Hamas controls the narrow Mediterranean Gaza enclave of the Palestinian territories, while Fatah is based in larger landlocked West Bank.
With Palestinian prime minister Rami Hamdallah due in the Gaza Strip on Monday, here is a look at the relationship between the groups.
Islamists win at the polls
Hamas takes part for the first time in 2006 in legislative elections for the Palestinian National Authority and beats out Fatah, which has been in control for 10 years.
A unity government is installed with Hamas taking key posts.
Hamas seizes Gaza
Simmering tensions between the two erupt into bloody clashes early 2007.
After a week of violence in Gaza in June, Palestinian president Mahmud Abbas fires the unity government and declares a state of emergency in the territory.
But Hamas routs forces loyal to Fatah and takes control of the strip, a move Abbas calls a coup.
In April 2011, Fatah and Hamas say they have reached an understanding to create an interim government of independents to prepare for elections.
Implementation of the deal is repeatedly delayed, however.

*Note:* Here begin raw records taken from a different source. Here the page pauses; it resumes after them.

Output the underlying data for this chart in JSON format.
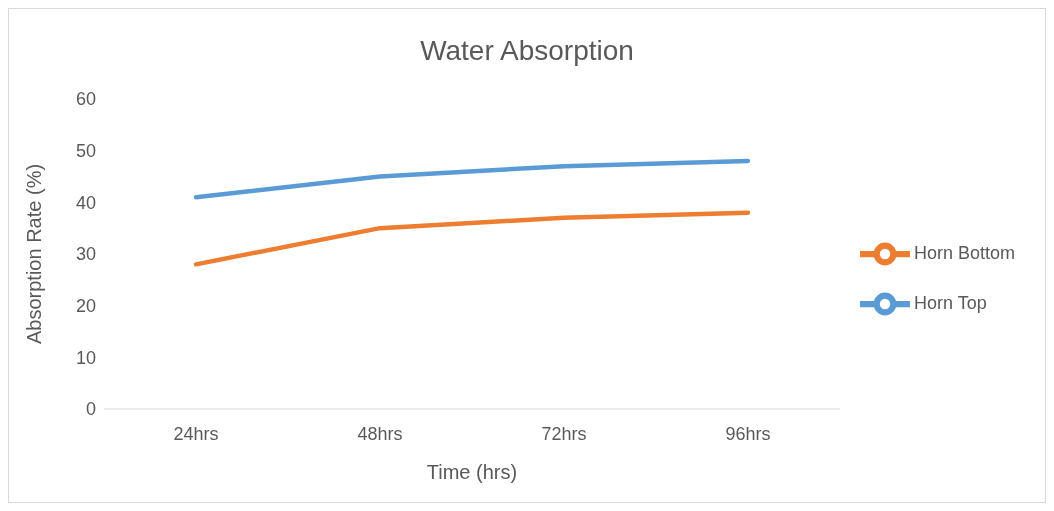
{
  "chart_data": {
    "type": "line",
    "title": "Water Absorption",
    "xlabel": "Time (hrs)",
    "ylabel": "Absorption Rate (%)",
    "categories": [
      "24hrs",
      "48hrs",
      "72hrs",
      "96hrs"
    ],
    "series": [
      {
        "name": "Horn Top",
        "color": "#5b9bd5",
        "values": [
          41,
          45,
          47,
          48
        ]
      },
      {
        "name": "Horn Bottom",
        "color": "#ed7d31",
        "values": [
          28,
          35,
          37,
          38
        ]
      }
    ],
    "ylim": [
      0,
      60
    ],
    "yticks": [
      0,
      10,
      20,
      30,
      40,
      50,
      60
    ],
    "legend": "right",
    "marker": "none",
    "line_style": "solid"
  }
}
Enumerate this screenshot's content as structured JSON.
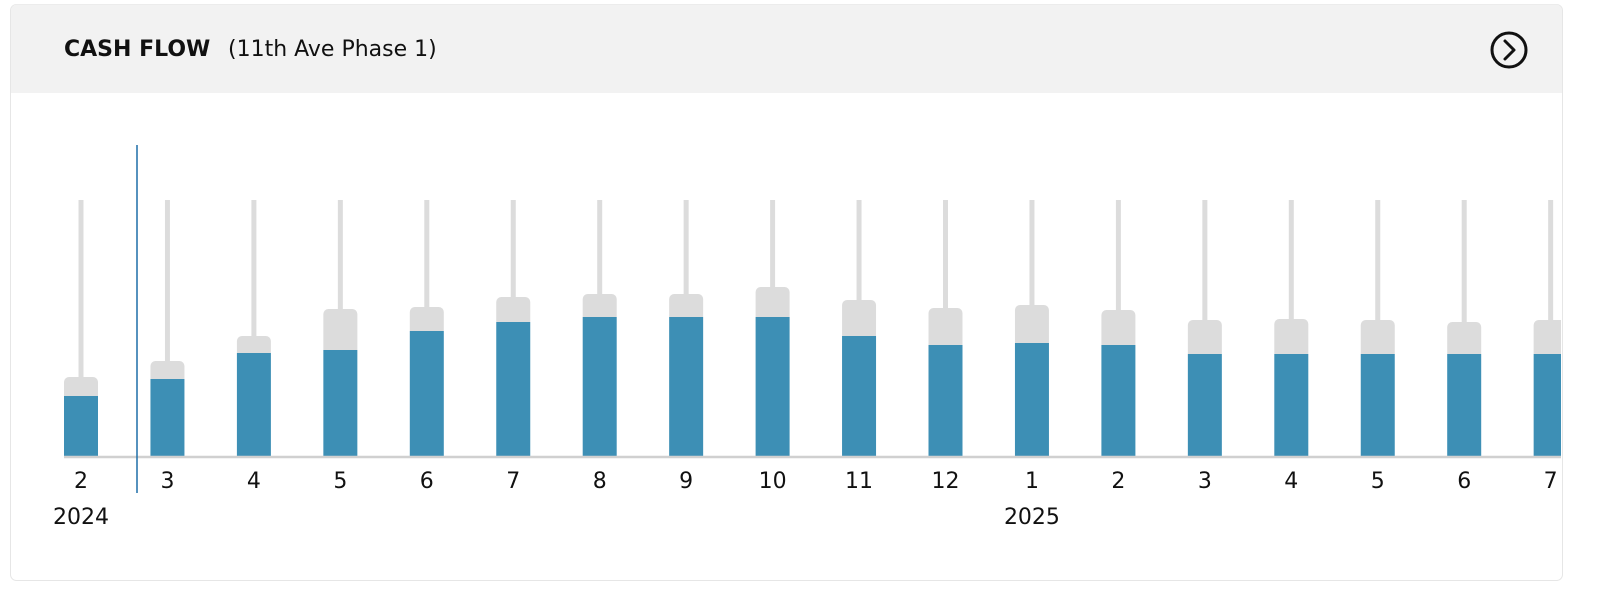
{
  "chart_data": {
    "type": "bar",
    "title": "CASH FLOW",
    "subtitle": "(11th Ave Phase 1)",
    "categories": [
      "2",
      "3",
      "4",
      "5",
      "6",
      "7",
      "8",
      "9",
      "10",
      "11",
      "12",
      "1",
      "2",
      "3",
      "4",
      "5",
      "6",
      "7"
    ],
    "years": [
      "2024",
      null,
      null,
      null,
      null,
      null,
      null,
      null,
      null,
      null,
      null,
      "2025",
      null,
      null,
      null,
      null,
      null,
      null
    ],
    "series": [
      {
        "color": "#3d8fb5",
        "values": [
          60,
          77,
          103,
          106,
          125,
          134,
          139,
          139,
          139,
          120,
          111,
          113,
          111,
          102,
          102,
          102,
          102,
          102
        ]
      },
      {
        "color": "#dcdcdc",
        "values": [
          19,
          18,
          17,
          41,
          24,
          25,
          23,
          23,
          30,
          36,
          37,
          38,
          35,
          34,
          35,
          34,
          32,
          34
        ]
      }
    ],
    "track_color": "#dcdcdc",
    "ylim": [
      0,
      256
    ]
  }
}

The rivals strike a prisoner-exchange accord in January 2012. The following month they agree that Abbas should lead an interim government, but the decision is disputed within Hamas and never applied.
In April 2014, the Fatah-dominated Palestine Liberation Organisation (PLO) and Hamas finally agree on a unity government.
It is sworn in on June 2 but fails to exercise authority over Gaza where Abbas charges Hamas has set up a parallel administration to his own internationally recognised government.
In July-August 2014, though, the parties show a united response after Israel launches a 50-day blitz against Gaza in response to rocket fire.
The unity government falls apart months later.
In a stark revision of its founding charter, Hamas eases its stance on Israel in May 2017, after having long called for its destruction.
The Islamist group also pronounces that its struggle is not against Jews but against Israel as an occupier, and accepts the idea of a Palestinian state in territories occupied by Israel.
Hamas — considered a terrorist organisation by Israel, the United States and the European Union — is seen as seeking to ease its international isolation while not marginalising hardliners within its ranks.
Pressure and concessions
However, tensions remain between the rivals over the creation by Hamas months earlier of an “administrative committee” seen as a rival Palestinian government.
Abbas puts the squeeze on Hamas including by cutting electricity supplies to Gaza.
Under pressure, Hamas agrees on September 17 to the dissolution of the committee and says it is ready for talks on a new unity government and elections.
It calls on the Palestinian Authority government “to come to Gaza to exercise its functions and carry out its duties immediately”.